Le recueil commence avec deux comédies bucoliques ayant pour cadre la forêt romantique, "La Forêt mouillée" et "La Grand'Mère". Dans la première, toute la forêt prend vie, animaux, végétaux, dans une prosopopée du printemps onirique, à défaut d'être parfaitement inspirée. Vient un personnage humain du nom de Denarius, pédant ridiculisé par les commentaires de la faune et flore autour de lui. J'ai bien aimé cette petite comédie, même si elle n'atteint pas non plus la beauté absolue romantique de ce qu'Hugo a pu produire dans les livres II ou IV des Contemplations quand il s'agit de faire chanter la nature, mais tels n'étaient ni le but ni l'ambition ici... "La Grand'Mère" est une comédie plus traditionnelle où le couple Charles et Emma Gemma (tiens tiens, intertextualité avec Bovary ? À vérifier avec le moment précis de l'écriture de la pièce) se cache dans une forêt allemande de la Margrave, mère de Charles, avant évidemment la réconciliation et approbation familiales finales en découvrant les petits-enfants. Simple et touchant.

Vient "Mille Francs de Récompense". Là, tout de suite, c'est totalement autre chose. On est dans un récit compagnon des Misérables et de Crime et Châtiment, à Paris. Étiennette et sa fille Cyprienne s'occupent du vieux Major Gédouard, Cyprienne veut épouser le jeune Edgar Marc (les deux rappellent instantanément Cosette et Marius), mais les trois premiers sont pris à la gorge par un certain Rousseline, croisement entre Javert, la vieille usurière du Raskolnikov de Dostoïevski et d'un salaud parfait du XIXe siècle, qui a pour but d'étrangler financièrement la famille pour épouser Cyprienne en échange d'une pseudo- magnanimité. La famille va être aidée par Glapieu, sorte de Jean Valjean Cyrano foufou passant par là, et voulant rétablir la justice. On a le tableau habituel hugolien où celui qui est dit criminel, mis au ban de a société, est sublimé et où celui qui est le le plus immoral en réalité est un personnage totalement institutionnalisé. On est totalement pris par cette histoire comme on peut l'être dans les romans hugoliens ou dans Crime et Châtiment, avec une très belle fin (même si certains la trouveront convenue ou prévisible) grâce à la carte du père Deus Ex Machina... J'ai vraiment adoré cette pièce que je recommande à tous les fans de Victor Hugo...

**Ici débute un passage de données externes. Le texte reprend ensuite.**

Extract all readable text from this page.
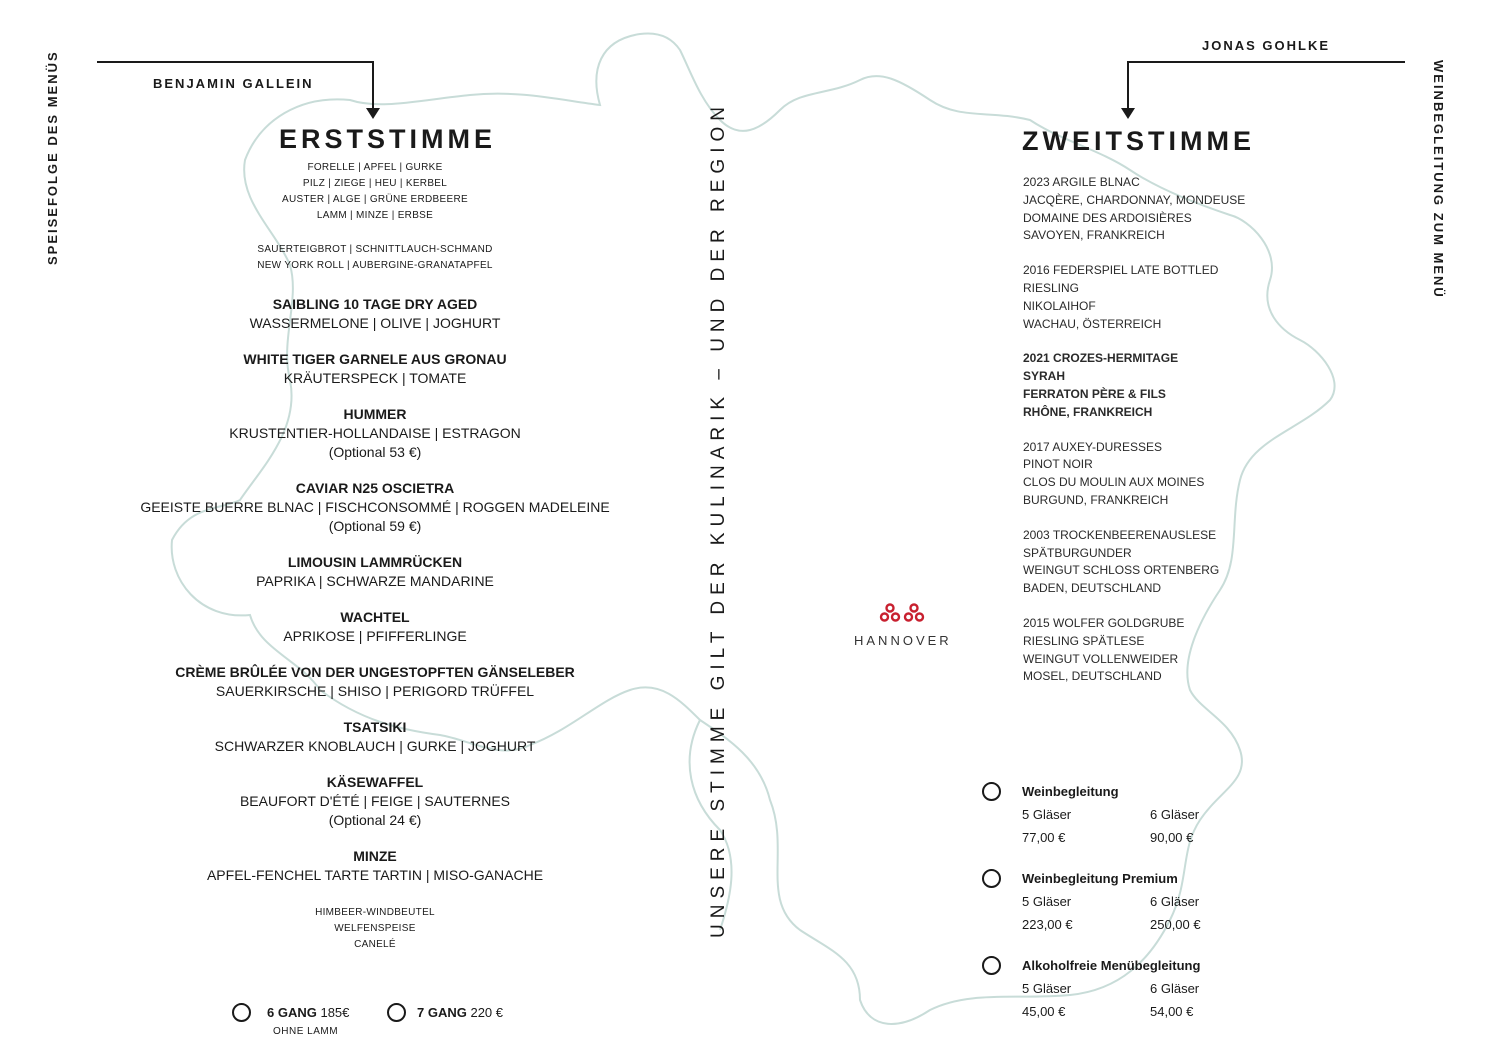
SPEISEFOLGE DES MENÜS	WEINBEGLEITUNG ZUM MENÜ
UNSERE STIMME GILT DER KULINARIK – UND DER REGION
BENJAMIN GALLEIN
JONAS GOHLKE
ERSTSTIMME
FORELLE | APFEL | GURKE
PILZ | ZIEGE | HEU | KERBEL
AUSTER | ALGE | GRÜNE ERDBEERE
LAMM | MINZE | ERBSE
SAUERTEIGBROT | SCHNITTLAUCH-SCHMAND
NEW YORK ROLL | AUBERGINE-GRANATAPFEL
SAIBLING 10 TAGE DRY AGED
WASSERMELONE | OLIVE | JOGHURT
WHITE TIGER GARNELE AUS GRONAU
KRÄUTERSPECK | TOMATE
HUMMER
KRUSTENTIER-HOLLANDAISE | ESTRAGON
(Optional 53 €)
CAVIAR N25 OSCIETRA
GEEISTE BUERRE BLNAC | FISCHCONSOMMÉ | ROGGEN MADELEINE
(Optional 59 €)
LIMOUSIN LAMMRÜCKEN
PAPRIKA | SCHWARZE MANDARINE
WACHTEL
APRIKOSE | PFIFFERLINGE
CRÈME BRÛLÉE VON DER UNGESTOPFTEN GÄNSELEBER
SAUERKIRSCHE | SHISO | PERIGORD TRÜFFEL
TSATSIKI
SCHWARZER KNOBLAUCH | GURKE | JOGHURT
KÄSEWAFFEL
BEAUFORT D'ÉTÉ | FEIGE | SAUTERNES
(Optional 24 €)
MINZE
APFEL-FENCHEL TARTE TARTIN | MISO-GANACHE
HIMBEER-WINDBEUTEL
WELFENSPEISE
CANELÉ
6 GANG 185€
OHNE LAMM
7 GANG 220 €
HANNOVER
ZWEITSTIMME
2023 ARGILE BLNAC
JACQÈRE, CHARDONNAY, MONDEUSE
DOMAINE DES ARDOISIÈRES
SAVOYEN, FRANKREICH
2016 FEDERSPIEL LATE BOTTLED
RIESLING
NIKOLAIHOF
WACHAU, ÖSTERREICH
2021 CROZES-HERMITAGE
SYRAH
FERRATON PÈRE & FILS
RHÔNE, FRANKREICH
2017 AUXEY-DURESSES
PINOT NOIR
CLOS DU MOULIN AUX MOINES
BURGUND, FRANKREICH
2003 TROCKENBEERENAUSLESE
SPÄTBURGUNDER
WEINGUT SCHLOSS ORTENBERG
BADEN, DEUTSCHLAND
2015 WOLFER GOLDGRUBE
RIESLING SPÄTLESE
WEINGUT VOLLENWEIDER
MOSEL, DEUTSCHLAND
Weinbegleitung
5 Gläser	6 Gläser
77,00 €	90,00 €
Weinbegleitung Premium
5 Gläser	6 Gläser
223,00 €	250,00 €
Alkoholfreie Menübegleitung
5 Gläser	6 Gläser
45,00 €	54,00 €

Avec "L'Intervention". On revient à quelque chose de plus rural et anecdotique, bien qu'intime et touchant. Hugo nous offre les disputes d'un couple frustré par sa situation, les fantasmes de l'adultère et de l'herbe toujours plus verte ailleurs, pour finalement les réunir par le drame, le fantôme du deuil de leur fille, faisant bien sûr écho à celui de Léopoldine chez Hugo.

"Mangeront-Ils ?" m'a fait l'effet d'une pièce très bizarre, celle que j'ai le moins aimée du recueil, une sorte de fantasmagorie néo-shakespearienne plus loufoque et interminable que réussie. Je m'attendais à une sorte de drame social à la manière de "Mille Francs de récompense" au vu du titre, il n'en était rien. La pièce se passe sur l'île de Man et superpose un couple caché, seulement menacé par la faim (d'où le titre) et un Roi zélé qui sera puni à la fin de la pièce (le recueil alignant ainsi de façon récurrente les figures de dirigeants excessifs). Ça n'a pas été une lecture agréable et fluide, j'ai un souvenir diffus et laborieux de cette pièce...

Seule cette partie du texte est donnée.